智弁和歌山 4年ぶりセンバツ

 第90回記念選抜高校野球大会の出場校選考委員会が26日、大阪市の毎日新聞社オーバルホールであり、県勢では一般選考で紀州由良シニアOBの高瀬宗一郎(2年・由良中出身)、西川晋太郎(1年・保田中出身)両選手がメンバー入りしている智弁和歌山の4年ぶり12回目の出場が決まった。2人は吉報が届くと、他のメンバーとともに高嶋仁監督を胴上げしたり帽子を放り投げたりして喜びを表現。あらためて夢舞台での活躍を力強く誓った。
 智弁和歌山では午後3時半過ぎ、藤田清司校長がグラウンドに姿を見せ、選抜出場決定をナインに報告したうえで、「(選抜まで)あと2カ月、期間があります。一人一人、技術力アップと精神力アップに頑張ってもらって、年賀状にも書いてあったように全国制覇を大きな目標にして、しっかりと頑張ってください」と激励。ナインたちは胴上げや帽子投げで喜びを爆発させた。

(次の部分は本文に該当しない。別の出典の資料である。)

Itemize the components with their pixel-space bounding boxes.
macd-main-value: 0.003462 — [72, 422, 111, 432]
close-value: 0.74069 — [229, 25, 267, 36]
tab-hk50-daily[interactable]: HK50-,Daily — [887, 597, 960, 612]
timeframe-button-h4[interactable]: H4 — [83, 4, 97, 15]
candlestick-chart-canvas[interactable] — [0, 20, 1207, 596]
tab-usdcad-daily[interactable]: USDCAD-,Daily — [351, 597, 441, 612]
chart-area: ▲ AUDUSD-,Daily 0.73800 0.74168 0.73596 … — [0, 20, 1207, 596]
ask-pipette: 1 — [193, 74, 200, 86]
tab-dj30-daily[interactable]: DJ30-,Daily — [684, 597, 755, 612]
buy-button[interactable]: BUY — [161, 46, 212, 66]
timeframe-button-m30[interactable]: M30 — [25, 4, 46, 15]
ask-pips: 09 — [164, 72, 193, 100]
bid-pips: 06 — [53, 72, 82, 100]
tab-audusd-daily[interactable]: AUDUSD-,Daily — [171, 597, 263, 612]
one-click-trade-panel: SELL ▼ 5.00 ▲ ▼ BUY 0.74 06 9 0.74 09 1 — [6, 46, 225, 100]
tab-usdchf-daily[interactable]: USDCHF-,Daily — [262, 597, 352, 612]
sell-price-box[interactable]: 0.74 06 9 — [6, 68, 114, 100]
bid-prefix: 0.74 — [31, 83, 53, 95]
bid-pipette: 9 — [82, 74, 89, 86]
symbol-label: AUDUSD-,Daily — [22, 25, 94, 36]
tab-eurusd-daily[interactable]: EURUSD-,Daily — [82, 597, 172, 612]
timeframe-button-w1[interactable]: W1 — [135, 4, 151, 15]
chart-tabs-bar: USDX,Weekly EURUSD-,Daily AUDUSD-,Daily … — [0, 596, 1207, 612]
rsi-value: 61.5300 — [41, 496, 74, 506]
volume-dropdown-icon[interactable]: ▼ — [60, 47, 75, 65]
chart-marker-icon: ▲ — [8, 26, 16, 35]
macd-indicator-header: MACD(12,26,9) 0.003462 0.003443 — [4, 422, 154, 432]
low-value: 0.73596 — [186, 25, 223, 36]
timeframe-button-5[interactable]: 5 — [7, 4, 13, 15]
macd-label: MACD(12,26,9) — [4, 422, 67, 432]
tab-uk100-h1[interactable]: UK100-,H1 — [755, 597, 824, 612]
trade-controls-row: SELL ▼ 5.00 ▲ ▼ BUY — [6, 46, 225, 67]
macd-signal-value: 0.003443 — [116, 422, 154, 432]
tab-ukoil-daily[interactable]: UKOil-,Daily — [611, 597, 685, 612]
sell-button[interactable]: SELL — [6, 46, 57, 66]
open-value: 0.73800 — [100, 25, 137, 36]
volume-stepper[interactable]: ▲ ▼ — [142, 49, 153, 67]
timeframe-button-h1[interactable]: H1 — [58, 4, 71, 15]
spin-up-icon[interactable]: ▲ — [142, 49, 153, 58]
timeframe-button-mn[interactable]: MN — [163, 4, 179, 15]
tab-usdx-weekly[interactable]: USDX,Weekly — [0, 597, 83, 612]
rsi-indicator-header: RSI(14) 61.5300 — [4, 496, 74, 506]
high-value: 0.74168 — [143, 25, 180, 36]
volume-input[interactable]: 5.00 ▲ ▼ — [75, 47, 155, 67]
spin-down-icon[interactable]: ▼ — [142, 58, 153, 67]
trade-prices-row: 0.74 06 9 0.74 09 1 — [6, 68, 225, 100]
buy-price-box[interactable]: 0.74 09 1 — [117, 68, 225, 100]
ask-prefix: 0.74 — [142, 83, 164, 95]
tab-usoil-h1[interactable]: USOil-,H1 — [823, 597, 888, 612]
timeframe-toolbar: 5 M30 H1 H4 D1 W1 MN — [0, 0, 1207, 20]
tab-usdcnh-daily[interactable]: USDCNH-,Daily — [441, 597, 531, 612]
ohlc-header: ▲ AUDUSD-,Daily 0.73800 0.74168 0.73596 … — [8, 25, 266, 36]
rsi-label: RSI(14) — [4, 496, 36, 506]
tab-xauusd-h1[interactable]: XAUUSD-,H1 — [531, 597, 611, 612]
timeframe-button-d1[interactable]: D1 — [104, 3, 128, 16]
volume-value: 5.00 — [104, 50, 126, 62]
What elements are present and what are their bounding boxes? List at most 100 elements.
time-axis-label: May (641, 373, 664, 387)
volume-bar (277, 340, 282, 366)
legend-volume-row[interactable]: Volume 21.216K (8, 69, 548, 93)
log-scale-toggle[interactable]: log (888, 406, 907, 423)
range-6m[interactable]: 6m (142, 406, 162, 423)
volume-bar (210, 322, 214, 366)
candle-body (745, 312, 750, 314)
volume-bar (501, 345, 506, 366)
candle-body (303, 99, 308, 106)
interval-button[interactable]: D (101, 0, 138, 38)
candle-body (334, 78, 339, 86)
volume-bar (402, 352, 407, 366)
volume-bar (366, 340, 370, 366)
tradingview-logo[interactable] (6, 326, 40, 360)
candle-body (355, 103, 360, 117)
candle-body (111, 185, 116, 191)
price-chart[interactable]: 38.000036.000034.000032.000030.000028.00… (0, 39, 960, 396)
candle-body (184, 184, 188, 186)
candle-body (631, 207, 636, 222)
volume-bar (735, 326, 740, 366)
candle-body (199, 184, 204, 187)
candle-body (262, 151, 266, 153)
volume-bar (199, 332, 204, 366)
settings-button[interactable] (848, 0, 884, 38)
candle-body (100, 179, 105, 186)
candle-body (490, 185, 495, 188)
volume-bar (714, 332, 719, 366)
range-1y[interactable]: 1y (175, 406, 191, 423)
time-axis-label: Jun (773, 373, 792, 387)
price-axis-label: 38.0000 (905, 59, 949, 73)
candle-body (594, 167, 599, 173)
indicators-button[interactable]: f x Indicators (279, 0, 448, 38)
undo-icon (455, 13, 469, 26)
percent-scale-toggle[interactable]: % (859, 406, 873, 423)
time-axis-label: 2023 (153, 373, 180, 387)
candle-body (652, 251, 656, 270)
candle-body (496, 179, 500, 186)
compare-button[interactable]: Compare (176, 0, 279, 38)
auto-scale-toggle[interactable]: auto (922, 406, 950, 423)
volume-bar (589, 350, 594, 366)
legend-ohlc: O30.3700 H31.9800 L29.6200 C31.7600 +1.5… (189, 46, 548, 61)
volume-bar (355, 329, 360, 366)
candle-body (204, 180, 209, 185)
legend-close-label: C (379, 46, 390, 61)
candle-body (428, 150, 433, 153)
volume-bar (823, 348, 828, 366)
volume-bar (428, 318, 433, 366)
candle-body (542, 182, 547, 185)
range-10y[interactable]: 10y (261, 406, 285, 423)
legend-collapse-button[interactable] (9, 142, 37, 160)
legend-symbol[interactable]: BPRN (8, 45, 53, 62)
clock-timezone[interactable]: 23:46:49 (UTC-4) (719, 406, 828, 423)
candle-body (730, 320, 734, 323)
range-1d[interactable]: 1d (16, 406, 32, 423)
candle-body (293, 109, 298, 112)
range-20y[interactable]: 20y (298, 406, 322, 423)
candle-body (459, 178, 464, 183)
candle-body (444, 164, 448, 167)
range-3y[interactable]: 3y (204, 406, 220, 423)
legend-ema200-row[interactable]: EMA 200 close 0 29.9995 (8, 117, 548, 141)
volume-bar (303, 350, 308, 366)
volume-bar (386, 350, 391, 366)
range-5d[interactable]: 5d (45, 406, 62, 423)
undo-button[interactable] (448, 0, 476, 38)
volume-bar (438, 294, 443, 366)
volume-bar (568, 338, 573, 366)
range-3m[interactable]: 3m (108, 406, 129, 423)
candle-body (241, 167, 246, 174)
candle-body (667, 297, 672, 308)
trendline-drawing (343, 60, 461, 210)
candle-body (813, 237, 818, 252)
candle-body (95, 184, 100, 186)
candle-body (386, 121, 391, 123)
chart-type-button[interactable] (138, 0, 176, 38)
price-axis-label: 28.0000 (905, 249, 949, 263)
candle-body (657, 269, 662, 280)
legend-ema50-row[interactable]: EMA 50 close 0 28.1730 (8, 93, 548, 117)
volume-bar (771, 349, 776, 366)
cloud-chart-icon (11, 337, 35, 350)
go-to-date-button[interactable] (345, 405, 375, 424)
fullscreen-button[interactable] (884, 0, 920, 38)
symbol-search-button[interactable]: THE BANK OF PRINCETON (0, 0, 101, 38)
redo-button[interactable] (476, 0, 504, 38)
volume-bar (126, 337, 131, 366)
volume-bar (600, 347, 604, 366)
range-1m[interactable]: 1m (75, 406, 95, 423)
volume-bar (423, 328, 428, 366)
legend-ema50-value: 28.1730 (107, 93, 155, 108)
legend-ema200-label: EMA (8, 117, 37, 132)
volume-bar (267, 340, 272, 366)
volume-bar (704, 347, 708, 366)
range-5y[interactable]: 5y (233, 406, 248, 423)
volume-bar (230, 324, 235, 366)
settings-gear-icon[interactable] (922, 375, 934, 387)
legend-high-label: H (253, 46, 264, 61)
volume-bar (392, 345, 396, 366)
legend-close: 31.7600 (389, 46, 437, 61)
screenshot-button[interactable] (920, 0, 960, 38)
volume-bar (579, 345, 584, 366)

 高瀬選手=168㌢・67㌔、右投右打=は昨年秋の近畿地区大会で4試合全てに8番、二塁手として先発出場。堅実な守備でチームの勝利に貢献した。昨年夏はベンチ入りメンバーから漏れ、選抜出場決定には「ずっと目標にしてきた甲子園。出場が決まって素直にうれしい」と喜びもひとしお。この冬場の練習では「監督にも『守備の選手』といわれ、バッティングが苦手。しっかりとボールを見て打つことを意識して練習してきて、まだ完璧ではないがいい感じになってきている」と課題の打力アップに手応えをつかんでおり、大舞台へは「絶対にエラーをしない、粘って球数を投げさせて塁に出るという、自分の役割を果たし、出場するからには日本一を目指したい」と意気込みを示した。
 西川選手=166㌢・63㌔、右投右打=は昨年夏の甲子園もレギュラー出場し、2試合連続安打をマーク。秋の近畿地区大会では2番、遊撃手で全4試合いずれも安打を放ち、中学校時代チームメートだった高瀬選手と鉄壁の二遊間として投手陣をもり立てた。自身2季連続となる甲子園出場には「素直にうれしい」と表情を緩ませたが、すぐに「正式に出場が決まったので、これで優勝に向かって、もっと気を引き締めて練習していきたい」と決意新た。選抜では「思い切ってプレーして、いいところで打って、チームの目標の優勝に貢献できれば」と夏の甲子園以上の活躍を誓った。
 智弁和歌山は昨年秋の近畿地区大会で準優勝。今回の選抜では24年ぶり2回目の優勝へ期待が高まっている。
 大会は3月23日から13日間、阪神甲子園球場で開かれ、一般選考33、21世紀枠3の計36校が熱戦を展開する。